I wonder, is it possible that Israel, like a little boy still growing-up, just wants desperately to be seen by the international community and no longer forced to explain its fights? Does Israel want to be acknowledged for all its struggle and its history by the global community and appreciated for all its hard work and successes? Does it want to stop being accused of its imperfections because it is trying very hard to be good?

In his section titled Developmental Aspects of Fear, Aggression and Boundaries, Dr. Shalit wrote, "An examination of the relationship between fear and aggression in the child's early development might contribute to our understanding of the Israeli collective's psychological development" (p. 65). He suggests that as "basic aggression can be found in the child's very first movements" (p. 66), and as the dependent child is always struggling with a fear of non-existence and abandonment which could lead to its death, it projects its terror of annihilation onto others and wrestles with it there.
If the basic fear and threat of annihilation are too strong, or the outside threat too great, the self may disintegrate or withdraw, meaning death, autism, psychosis or
depression. The result can also be frustrated and uncontrolled violence. (p. 67)

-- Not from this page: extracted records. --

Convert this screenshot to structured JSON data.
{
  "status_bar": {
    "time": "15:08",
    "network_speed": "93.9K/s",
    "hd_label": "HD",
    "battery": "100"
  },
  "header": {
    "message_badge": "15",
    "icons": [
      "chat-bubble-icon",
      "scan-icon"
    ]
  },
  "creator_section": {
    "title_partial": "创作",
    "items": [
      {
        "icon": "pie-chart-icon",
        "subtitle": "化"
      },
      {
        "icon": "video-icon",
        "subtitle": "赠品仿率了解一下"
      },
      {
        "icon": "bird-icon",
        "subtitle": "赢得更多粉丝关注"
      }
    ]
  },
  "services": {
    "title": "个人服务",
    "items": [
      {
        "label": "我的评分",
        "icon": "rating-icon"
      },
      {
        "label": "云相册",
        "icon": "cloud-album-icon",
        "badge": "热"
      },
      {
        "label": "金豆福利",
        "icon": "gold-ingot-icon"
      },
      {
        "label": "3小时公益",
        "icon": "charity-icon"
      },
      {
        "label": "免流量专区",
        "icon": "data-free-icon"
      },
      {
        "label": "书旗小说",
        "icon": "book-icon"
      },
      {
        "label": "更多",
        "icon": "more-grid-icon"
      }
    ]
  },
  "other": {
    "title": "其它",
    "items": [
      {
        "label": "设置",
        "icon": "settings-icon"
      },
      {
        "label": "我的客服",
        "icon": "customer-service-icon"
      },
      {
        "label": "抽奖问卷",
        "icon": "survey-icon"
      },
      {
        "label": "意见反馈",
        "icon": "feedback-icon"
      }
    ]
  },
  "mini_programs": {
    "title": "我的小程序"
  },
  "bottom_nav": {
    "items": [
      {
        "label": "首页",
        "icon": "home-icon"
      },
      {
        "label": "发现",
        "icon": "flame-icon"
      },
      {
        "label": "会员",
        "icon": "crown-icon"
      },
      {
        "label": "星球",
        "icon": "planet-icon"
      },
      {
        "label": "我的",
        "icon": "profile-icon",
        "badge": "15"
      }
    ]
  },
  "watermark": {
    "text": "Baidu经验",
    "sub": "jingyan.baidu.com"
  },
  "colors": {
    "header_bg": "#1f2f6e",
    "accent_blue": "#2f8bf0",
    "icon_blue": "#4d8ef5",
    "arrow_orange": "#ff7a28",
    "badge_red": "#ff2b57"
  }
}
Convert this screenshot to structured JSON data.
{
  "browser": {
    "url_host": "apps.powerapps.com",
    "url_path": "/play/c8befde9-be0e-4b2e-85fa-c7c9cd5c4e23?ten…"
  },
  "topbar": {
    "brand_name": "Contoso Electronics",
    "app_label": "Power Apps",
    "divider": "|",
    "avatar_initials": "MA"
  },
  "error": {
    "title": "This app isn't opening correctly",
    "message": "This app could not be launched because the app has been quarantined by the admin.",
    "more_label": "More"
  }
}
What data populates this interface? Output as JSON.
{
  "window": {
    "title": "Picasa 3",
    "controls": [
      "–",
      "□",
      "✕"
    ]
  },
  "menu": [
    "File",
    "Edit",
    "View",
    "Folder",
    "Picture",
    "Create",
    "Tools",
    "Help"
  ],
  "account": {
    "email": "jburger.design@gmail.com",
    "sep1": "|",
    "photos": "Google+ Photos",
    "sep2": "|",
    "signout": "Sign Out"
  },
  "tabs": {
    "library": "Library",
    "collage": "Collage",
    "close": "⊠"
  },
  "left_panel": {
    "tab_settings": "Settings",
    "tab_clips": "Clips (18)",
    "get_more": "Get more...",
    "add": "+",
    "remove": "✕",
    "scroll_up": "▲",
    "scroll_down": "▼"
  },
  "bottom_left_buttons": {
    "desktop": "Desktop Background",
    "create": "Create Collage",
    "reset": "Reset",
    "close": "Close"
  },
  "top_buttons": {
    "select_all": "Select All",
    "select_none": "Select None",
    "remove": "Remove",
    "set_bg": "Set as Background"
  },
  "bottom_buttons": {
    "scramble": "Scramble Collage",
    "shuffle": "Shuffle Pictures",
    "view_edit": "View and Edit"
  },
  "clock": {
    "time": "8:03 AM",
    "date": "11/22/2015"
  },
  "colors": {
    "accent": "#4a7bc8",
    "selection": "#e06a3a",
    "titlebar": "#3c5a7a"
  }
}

As the international community cannot possibly give Israel what it needs in terms of a perfectly seeing parental container for growth, Israel must acknowledge its own developmental needs and raise itself psychologically. Israel must take stock and look inside itself, at itself, instead of outside at others, to see for itself its own terrible mistakes and adjust accordingly. This does not mean Israel is a "bad kid," but it does seem as though it collectively feels that the international community sees it as one.